MCPs

Brain-IT
In the Brain-IT MCP we use and enhance e-science approaches to address plasticity phenomena over different temporal and spatial scales. We develop and enhance e-science components in multi-scale modelling and analysis of brain plasticity, bridging molecular-, cellular-, synaptic-, network- and system level perspectives.

Data Science
The research in e-Science is becoming increasingly data-driven, using methods from the neighboring fields of Data Science, Machine Learning, and AI. The aim of the Data Science MCP is to bring together researchers interested in data-driven methods, in order to spread and develop knowledge among the different application areas of SeRC.

Data-driven computational materials design, DCMD
New innovative materials are a crucial part of many emerging technologies. The integration of materials science with data-driven methods stands to be disruptive for the field of materials design. The Data-driven computational materials design (DCMD) MCP coordinates our efforts in this new exciting research direction.

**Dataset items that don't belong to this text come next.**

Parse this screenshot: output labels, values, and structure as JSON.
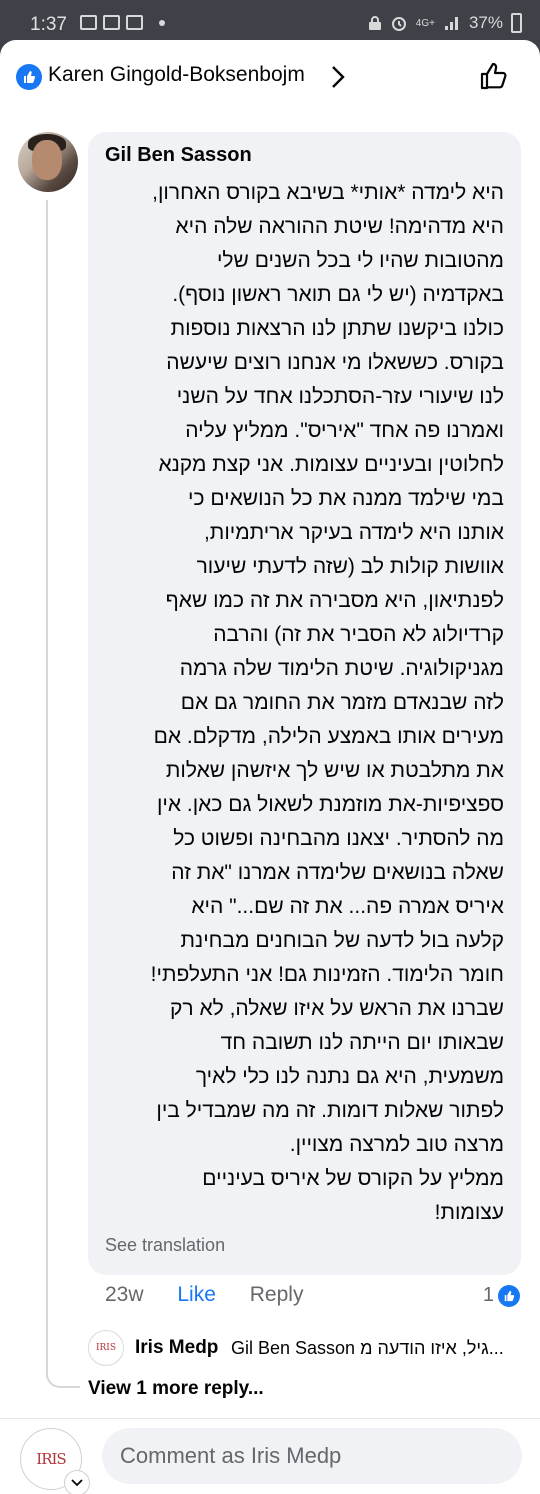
{
  "status_bar": {
    "time": "1:37",
    "network": "4G+",
    "battery": "37%"
  },
  "header": {
    "name": "Karen Gingold-Boksenbojm"
  },
  "comment": {
    "author": "Gil Ben Sasson",
    "lines": [
      "היא לימדה *אותי* בשיבא בקורס האחרון,",
      "היא מדהימה! שיטת ההוראה שלה היא",
      "מהטובות שהיו לי בכל השנים שלי",
      "באקדמיה (יש לי גם תואר ראשון נוסף).",
      "כולנו ביקשנו שתתן לנו הרצאות נוספות",
      "בקורס. כששאלו מי אנחנו רוצים שיעשה",
      "לנו שיעורי עזר-הסתכלנו אחד על השני",
      "ואמרנו פה אחד \"איריס\". ממליץ עליה",
      "לחלוטין ובעיניים עצומות. אני קצת מקנא",
      "במי שילמד ממנה את כל הנושאים כי",
      "אותנו היא לימדה בעיקר אריתמיות,",
      "אוושות קולות לב (שזה לדעתי שיעור",
      "לפנתיאון, היא מסבירה את זה כמו שאף",
      "קרדיולוג לא הסביר את זה) והרבה",
      "מגניקולוגיה. שיטת הלימוד שלה גרמה",
      "לזה שבנאדם מזמר את החומר גם אם",
      "מעירים אותו באמצע הלילה, מדקלם. אם",
      "את מתלבטת או שיש לך איזשהן שאלות",
      "ספציפיות-את מוזמנת לשאול גם כאן. אין",
      "מה להסתיר. יצאנו מהבחינה ופשוט כל",
      "שאלה בנושאים שלימדה אמרנו \"את זה",
      "איריס אמרה פה... את זה שם...\" היא",
      "קלעה בול לדעה של הבוחנים מבחינת",
      "חומר הלימוד. הזמינות גם! אני התעלפתי!",
      "שברנו את הראש על איזו שאלה, לא רק",
      "שבאותו יום הייתה לנו תשובה חד",
      "משמעית, היא גם נתנה לנו כלי לאיך",
      "לפתור שאלות דומות. זה מה שמבדיל בין",
      "מרצה טוב למרצה מצויין.",
      "ממליץ על הקורס של איריס בעיניים",
      "עצומות!"
    ],
    "see_translation": "See translation",
    "age": "23w",
    "like_label": "Like",
    "reply_label": "Reply",
    "reaction_count": "1"
  },
  "reply_preview": {
    "avatar_text": "IRIS",
    "name": "Iris Medp",
    "text": "Gil Ben Sasson גיל, איזו הודעה מ..."
  },
  "view_more": "View 1 more reply...",
  "composer": {
    "avatar_text": "IRIS",
    "placeholder": "Comment as Iris Medp"
  },
  "colors": {
    "accent": "#1877f2",
    "bubble": "#f0f2f5",
    "secondary_text": "#65676b"
  }
}
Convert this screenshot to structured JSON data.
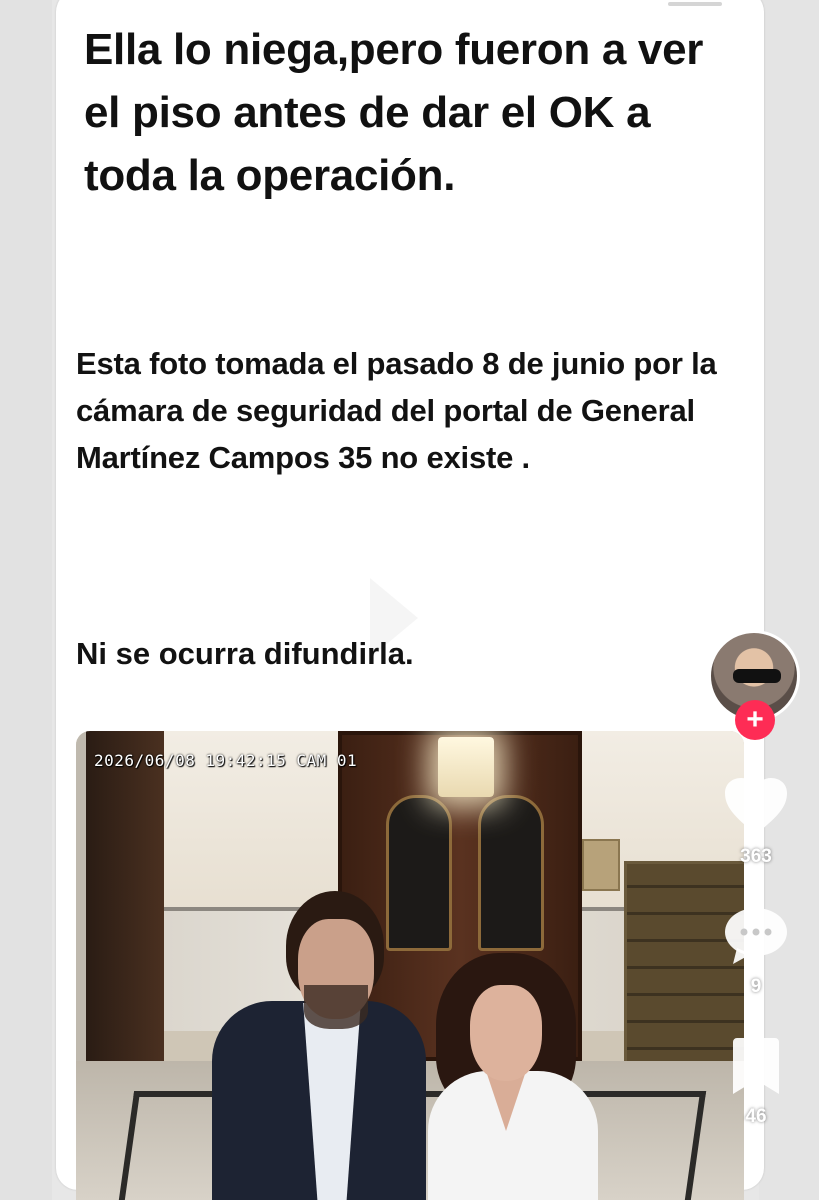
{
  "post": {
    "headline": "Ella lo niega,pero fueron a ver el piso antes de dar el OK a toda la operación.",
    "body": "Esta foto tomada el pasado 8 de junio por la cámara de seguridad del portal de General  Martínez Campos 35  no existe .",
    "warning": "Ni se ocurra difundirla."
  },
  "photo": {
    "date": "2026/06/08",
    "time": "19:42:15",
    "camera": "CAM 01"
  },
  "actions": {
    "follow_label": "+",
    "likes": "363",
    "comments": "9",
    "saves": "46"
  },
  "colors": {
    "follow": "#fe2c55",
    "text": "#111111",
    "card": "#ffffff"
  }
}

e-Science for Cancer Prevention and Control
Cancer prevention is a subject with α deep socioeconomic impact. eCPC has built up integrated e-Science competencies in large projects on prostate, breast and cervical cancer. A range of e-Science experts (mathematics, statistics, bioinformatics, computer science) work together with molecular scientists, epidemiologists and clinicians to develop a modularized e-Science framework for personalized screening and treatment.

Modelling for Geophysics and Climate (M3)
Geophysical fluid dynamics modelling ranges from Direct Numerical Simulation to Earth System Modelling, with a common basis in numerical solution of the equations of motion. From boundary layer turbulence to cloud formation, from ice sheet motion to the future climate under strong CO2 forcing; in this MCP we bring together model developers and users across scales, and across application areas within the domain of modelling relevant for geophysical and complex flow dynamic.

SESSI (SeRC Efficient Simulation Software Initiative)
SESSI’s goal is to advance science by improving performance towards the exascale of key scientific codes. To use exascale machines efficiently, new and advanced algorithms are needed for both acceleration (GPUs) and parallelization. Developing these requires deep and specialized computer science knowledge about algorithms, communication patterns and the hardware, which SESSI provides through application and computer science experts.

Visual Data Analytics in e-Science Applications
The goal of this MCP is to develop visual analytics environments tailored to large-scale, complex, and dynamic data enabling interactive multi-scale analysis for knowledge discovery. A participatory design process involving domain and visualization experts is the core of the project ensuring relevance and practicability.